637e Peptide Engineering for Bio-Inspired Zinc Oxide Materials

Mitsuo Umetsu, Takanari Togashi, Nozomi Yokoo, Satoshi Ohara, Takashi Naka, and Tadafumi Adschiri. Institute of Multidisciplinary Research for Advanced Materials, Tohoku University, Katahira 2-1-1, Aoba-ku, Sendai, 980-8577, Japan

Recent advance in biotechnology enables us to find the peptides with affinity for nonbiological materials and with function of mineralizing inorganic materials. The use of the functional peptides is attracting a growing interest for bottom-up fabrication approaches of nanoscale devise. Zinc oxide (ZnO), a semiconductor with a wide direct band gap, possess unique optical, acoustic, and electronic properties, so that it is one of most widely studied metal oxides for solar cells, ultra violet nanolaser, blue light-emitting diode and so on. This wide variety of applications requires various fabrications of morphologically and functionally distinct ZnO nanostructures.

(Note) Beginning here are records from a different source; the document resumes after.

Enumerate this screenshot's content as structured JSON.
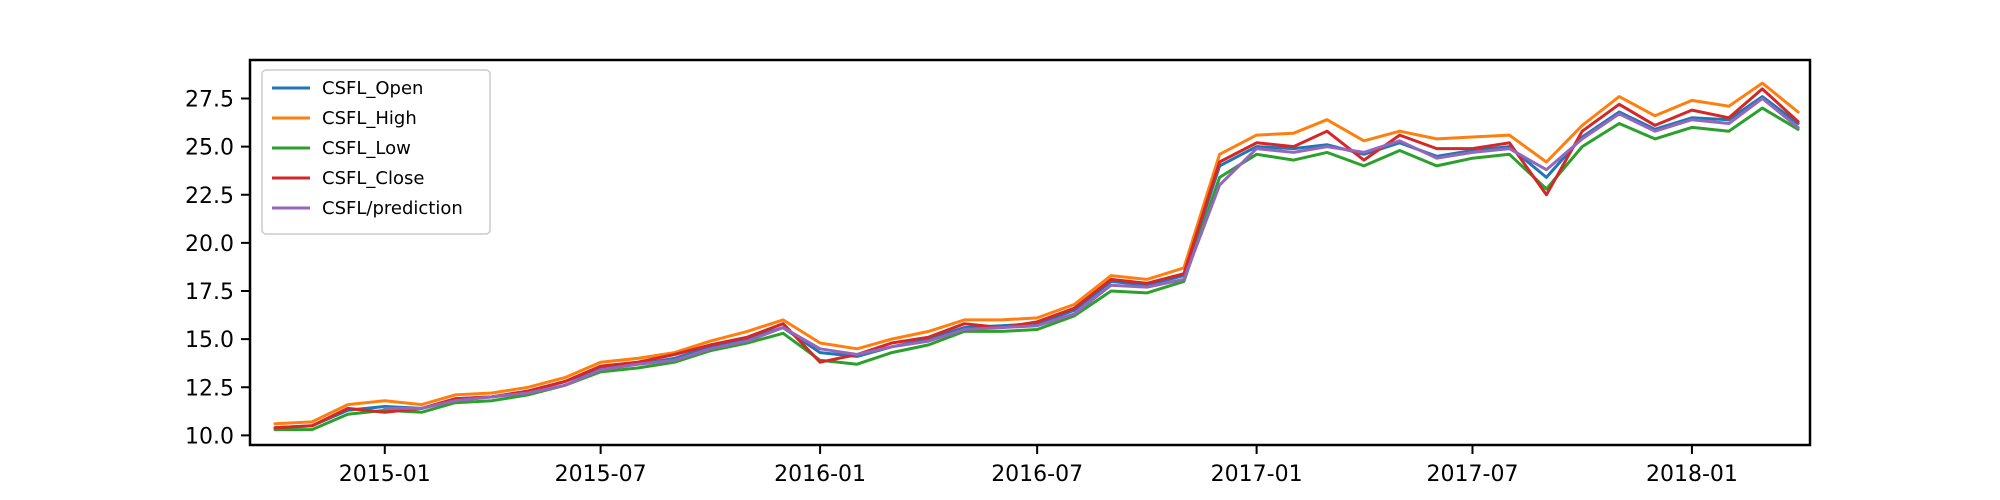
{
  "chart_data": {
    "type": "line",
    "title": "",
    "xlabel": "",
    "ylabel": "",
    "x_range": [
      "2014-09-10",
      "2018-04-10"
    ],
    "ylim": [
      9.5,
      29.5
    ],
    "grid": false,
    "legend_position": "top-left",
    "x_ticks": [
      {
        "date": "2015-01-01",
        "label": "2015-01"
      },
      {
        "date": "2015-07-01",
        "label": "2015-07"
      },
      {
        "date": "2016-01-01",
        "label": "2016-01"
      },
      {
        "date": "2016-07-01",
        "label": "2016-07"
      },
      {
        "date": "2017-01-01",
        "label": "2017-01"
      },
      {
        "date": "2017-07-01",
        "label": "2017-07"
      },
      {
        "date": "2018-01-01",
        "label": "2018-01"
      }
    ],
    "y_ticks": [
      {
        "value": 10.0,
        "label": "10.0"
      },
      {
        "value": 12.5,
        "label": "12.5"
      },
      {
        "value": 15.0,
        "label": "15.0"
      },
      {
        "value": 17.5,
        "label": "17.5"
      },
      {
        "value": 20.0,
        "label": "20.0"
      },
      {
        "value": 22.5,
        "label": "22.5"
      },
      {
        "value": 25.0,
        "label": "25.0"
      },
      {
        "value": 27.5,
        "label": "27.5"
      }
    ],
    "dates": [
      "2014-10-01",
      "2014-11-01",
      "2014-12-01",
      "2015-01-01",
      "2015-02-01",
      "2015-03-01",
      "2015-04-01",
      "2015-05-01",
      "2015-06-01",
      "2015-07-01",
      "2015-08-01",
      "2015-09-01",
      "2015-10-01",
      "2015-11-01",
      "2015-12-01",
      "2016-01-01",
      "2016-02-01",
      "2016-03-01",
      "2016-04-01",
      "2016-05-01",
      "2016-06-01",
      "2016-07-01",
      "2016-08-01",
      "2016-09-01",
      "2016-10-01",
      "2016-11-01",
      "2016-12-01",
      "2017-01-01",
      "2017-02-01",
      "2017-03-01",
      "2017-04-01",
      "2017-05-01",
      "2017-06-01",
      "2017-07-01",
      "2017-08-01",
      "2017-09-01",
      "2017-10-01",
      "2017-11-01",
      "2017-12-01",
      "2018-01-01",
      "2018-02-01",
      "2018-03-01",
      "2018-03-31"
    ],
    "series": [
      {
        "name": "CSFL_Open",
        "color": "#1f77b4",
        "values": [
          10.4,
          10.5,
          11.3,
          11.5,
          11.4,
          11.9,
          12.0,
          12.3,
          12.8,
          13.5,
          13.7,
          14.0,
          14.6,
          15.0,
          15.6,
          14.3,
          14.1,
          14.6,
          15.0,
          15.6,
          15.7,
          15.8,
          16.5,
          18.0,
          17.8,
          18.3,
          24.0,
          25.0,
          24.9,
          25.1,
          24.6,
          25.2,
          24.5,
          24.8,
          25.0,
          23.4,
          25.5,
          26.8,
          25.9,
          26.5,
          26.4,
          27.6,
          26.2
        ]
      },
      {
        "name": "CSFL_High",
        "color": "#ff7f0e",
        "values": [
          10.6,
          10.7,
          11.6,
          11.8,
          11.6,
          12.1,
          12.2,
          12.5,
          13.0,
          13.8,
          14.0,
          14.3,
          14.9,
          15.4,
          16.0,
          14.8,
          14.5,
          15.0,
          15.4,
          16.0,
          16.0,
          16.1,
          16.8,
          18.3,
          18.1,
          18.7,
          24.6,
          25.6,
          25.7,
          26.4,
          25.3,
          25.8,
          25.4,
          25.5,
          25.6,
          24.2,
          26.1,
          27.6,
          26.6,
          27.4,
          27.1,
          28.3,
          26.8
        ]
      },
      {
        "name": "CSFL_Low",
        "color": "#2ca02c",
        "values": [
          10.3,
          10.3,
          11.1,
          11.3,
          11.2,
          11.7,
          11.8,
          12.1,
          12.6,
          13.3,
          13.5,
          13.8,
          14.4,
          14.8,
          15.3,
          13.9,
          13.7,
          14.3,
          14.7,
          15.4,
          15.4,
          15.5,
          16.2,
          17.5,
          17.4,
          18.0,
          23.4,
          24.6,
          24.3,
          24.7,
          24.0,
          24.8,
          24.0,
          24.4,
          24.6,
          22.8,
          25.0,
          26.2,
          25.4,
          26.0,
          25.8,
          27.0,
          25.9
        ]
      },
      {
        "name": "CSFL_Close",
        "color": "#d62728",
        "values": [
          10.4,
          10.5,
          11.4,
          11.2,
          11.4,
          11.9,
          12.0,
          12.3,
          12.8,
          13.6,
          13.8,
          14.2,
          14.7,
          15.1,
          15.8,
          13.8,
          14.2,
          14.8,
          15.1,
          15.8,
          15.6,
          15.9,
          16.6,
          18.1,
          17.9,
          18.4,
          24.2,
          25.2,
          25.0,
          25.8,
          24.3,
          25.6,
          24.9,
          24.9,
          25.2,
          22.5,
          25.8,
          27.2,
          26.1,
          26.9,
          26.5,
          28.0,
          26.3
        ]
      },
      {
        "name": "CSFL/prediction",
        "color": "#9467bd",
        "values": [
          null,
          null,
          null,
          11.4,
          11.4,
          11.8,
          12.0,
          12.2,
          12.6,
          13.4,
          13.7,
          13.9,
          14.5,
          14.9,
          15.6,
          14.5,
          14.2,
          14.6,
          14.9,
          15.5,
          15.6,
          15.7,
          16.3,
          17.8,
          17.7,
          18.1,
          23.0,
          24.9,
          24.7,
          25.0,
          24.7,
          25.3,
          24.4,
          24.7,
          24.9,
          23.8,
          25.4,
          26.7,
          25.8,
          26.4,
          26.2,
          27.5,
          26.0
        ]
      }
    ]
  }
}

Here, the peptide which can bind the ZnO particle but not ZnS and Eu2O3 particles, is innovated, and further, the ZnO-binding peptide selectively catalyzes the synthesis of a highly anisotropic ZnO particle from a Zn(OH)2 solution at room temperature. We describe the immobilization and mineralization of ZnO using the artificial peptide with affinity for ZnO at room temperature, and show the unique assembly of the ZnO nanoparticles to flower-type morphologies by the peptide.